We Heart New York
New York's hottest club is Thumbs Down, and promoter Julius Randle is ready to spice things up
The thumbs down. One could say its New York resurgence began in 2017 when Mets fan Gary Denaier was seen saluting the Yankees with the iconic gesture, becoming a viral icon overnight. In reality, however, it dates back much farther than that. The thumbs down and its bah humbug spirit courses through the whole of Gotham sports history—through the Wilpon years, through each Yankees’ dynasty drought, through the Knicks’ nearly men of the ’90s, and on down through the collected history of the Giants, Islanders, Jets, and Rangers, who have won plenty but lost even more over the years. In many ways, the thumbs down has embodied New York sports for decades—the reactionary media, the dour fans, dirty sidewalks and expensive cabs—but now its moment has finally arrived.

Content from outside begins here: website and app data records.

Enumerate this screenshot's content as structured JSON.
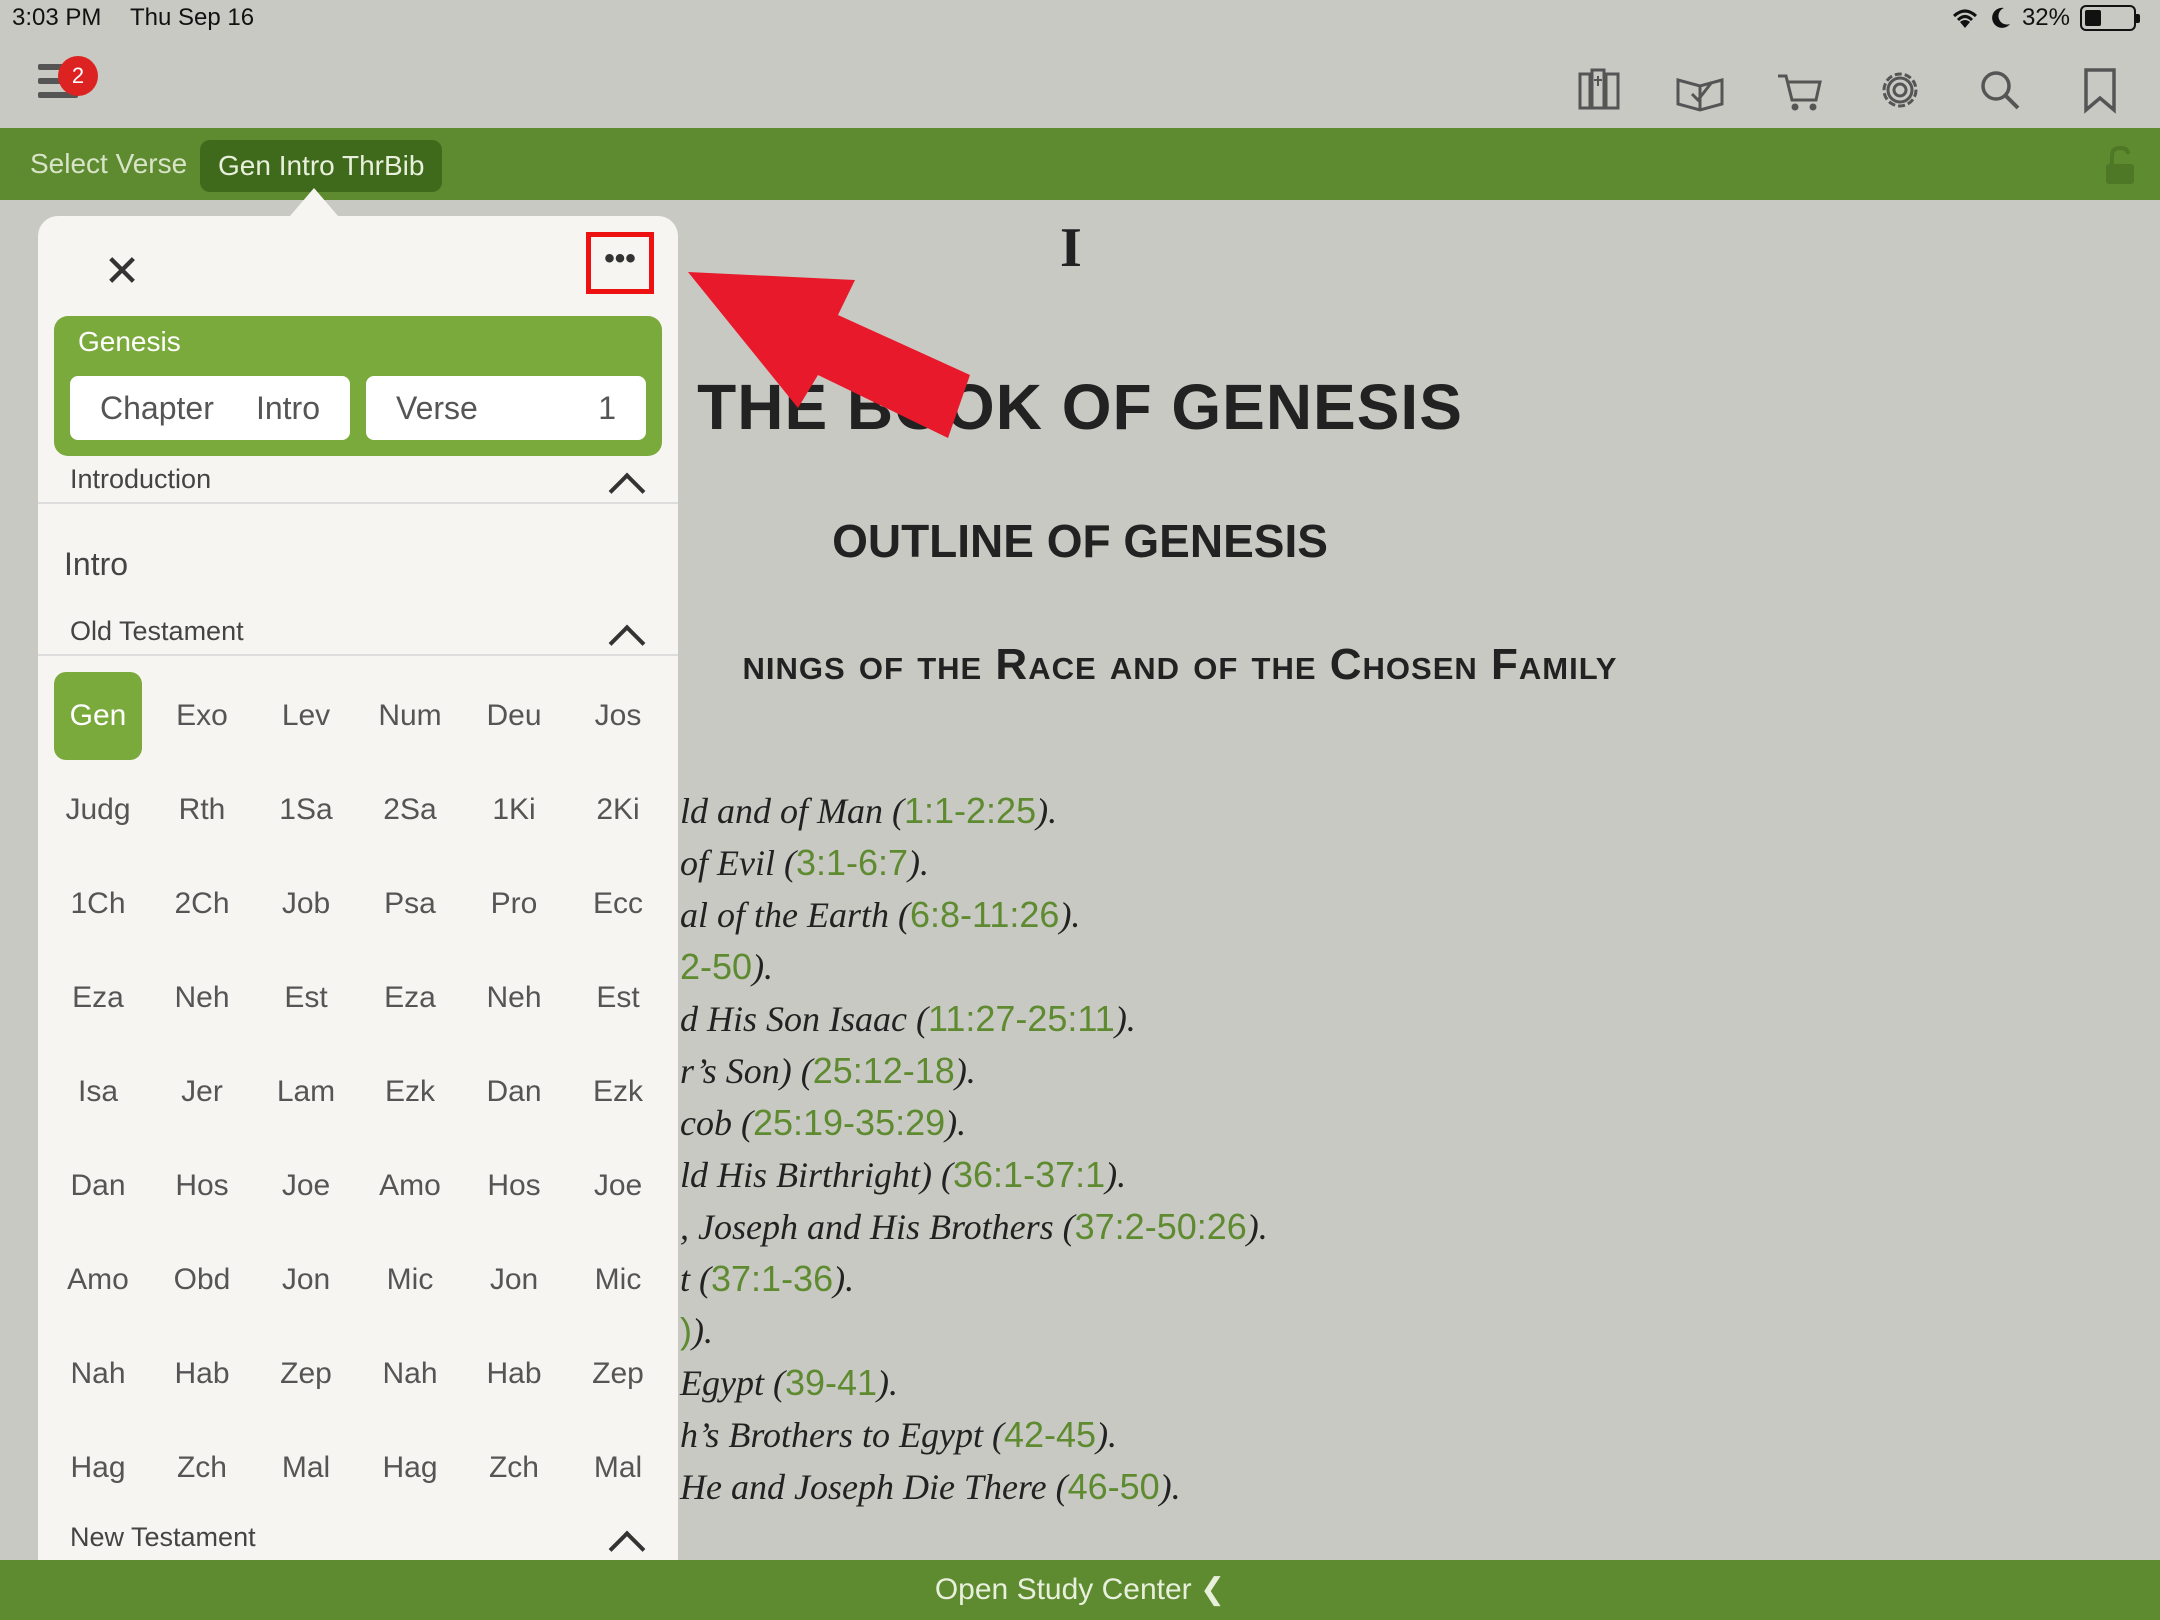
{
  "status": {
    "time": "3:03 PM",
    "date": "Thu Sep 16",
    "battery": "32%"
  },
  "toolbar": {
    "badge": "2",
    "icons": [
      "library-icon",
      "reading-plan-icon",
      "cart-icon",
      "settings-icon",
      "search-icon",
      "bookmark-icon"
    ]
  },
  "nav": {
    "select_verse": "Select Verse",
    "reference": "Gen Intro ThrBib"
  },
  "content": {
    "chapter_marker": "I",
    "book_title": "THE BOOK OF GENESIS",
    "outline_title": "OUTLINE OF GENESIS",
    "section_title": "nings of the Race and of the Chosen Family",
    "lines": [
      {
        "text": "ld and of Man (",
        "ref": "1:1-2:25",
        "end": ")."
      },
      {
        "text": " of Evil (",
        "ref": "3:1-6:7",
        "end": ")."
      },
      {
        "text": "al of the Earth (",
        "ref": "6:8-11:26",
        "end": ")."
      },
      {
        "text": "",
        "ref": "2-50",
        "end": ")."
      },
      {
        "text": "d His Son Isaac (",
        "ref": "11:27-25:11",
        "end": ")."
      },
      {
        "text": "r’s Son) (",
        "ref": "25:12-18",
        "end": ")."
      },
      {
        "text": "cob (",
        "ref": "25:19-35:29",
        "end": ")."
      },
      {
        "text": "ld His Birthright) (",
        "ref": "36:1-37:1",
        "end": ")."
      },
      {
        "text": ", Joseph and His Brothers (",
        "ref": "37:2-50:26",
        "end": ")."
      },
      {
        "text": "t (",
        "ref": "37:1-36",
        "end": ")."
      },
      {
        "text": "",
        "ref": ")",
        "end": ")."
      },
      {
        "text": " Egypt (",
        "ref": "39-41",
        "end": ")."
      },
      {
        "text": "h’s Brothers to Egypt (",
        "ref": "42-45",
        "end": ")."
      },
      {
        "text": " He and Joseph Die There (",
        "ref": "46-50",
        "end": ")."
      }
    ]
  },
  "popover": {
    "close": "✕",
    "more": "•••",
    "book": "Genesis",
    "chapter_label": "Chapter",
    "chapter_value": "Intro",
    "verse_label": "Verse",
    "verse_value": "1",
    "introduction": "Introduction",
    "intro_item": "Intro",
    "old_testament": "Old Testament",
    "new_testament": "New Testament",
    "books": [
      "Gen",
      "Exo",
      "Lev",
      "Num",
      "Deu",
      "Jos",
      "Judg",
      "Rth",
      "1Sa",
      "2Sa",
      "1Ki",
      "2Ki",
      "1Ch",
      "2Ch",
      "Job",
      "Psa",
      "Pro",
      "Ecc",
      "Eza",
      "Neh",
      "Est",
      "Eza",
      "Neh",
      "Est",
      "Isa",
      "Jer",
      "Lam",
      "Ezk",
      "Dan",
      "Ezk",
      "Dan",
      "Hos",
      "Joe",
      "Amo",
      "Hos",
      "Joe",
      "Amo",
      "Obd",
      "Jon",
      "Mic",
      "Jon",
      "Mic",
      "Nah",
      "Hab",
      "Zep",
      "Nah",
      "Hab",
      "Zep",
      "Hag",
      "Zch",
      "Mal",
      "Hag",
      "Zch",
      "Mal"
    ]
  },
  "bottom": {
    "study_center": "Open Study Center ❮"
  },
  "colors": {
    "accent": "#5e8a30",
    "highlight": "#e11"
  }
}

That was Julius Randle leading the New York Knickerbockers back from a 25-point deficit to beat the Celtics on Thursday night. It should have been cause for celebration; a unifying moment between an underperforming team and its overeager fanbase. Instead Randle offered up a literal f—k you. You really do gotta “heart” New York.
But don’t blame poor Randle for his behavior. He was just jumping on the latest New York trend, like the great cupcake craze of 2012 or that one year everyone discovered The Highline. The man ultimately responsible for putting the power of the thumbs down back in the hands of the players was three-month Met Javy Baez, who started the trend this summer when he flipped the thumb to the Flushing faithful. We all know how that turned out.
But Baez crawled so Randle could walk and Randle walked so another seven-figure salaried adult playing a kids game for a living can one day run. We can’t wait to see where and when the next thumb bomb will be dropped (quite possibly by Joe Judge as soon as Sunday), but one thing is already clear:
New York’s hottest club is Thumbs Down and it’s full of bearded babies, bing bong boys, and an impish medieval court jester named Spike.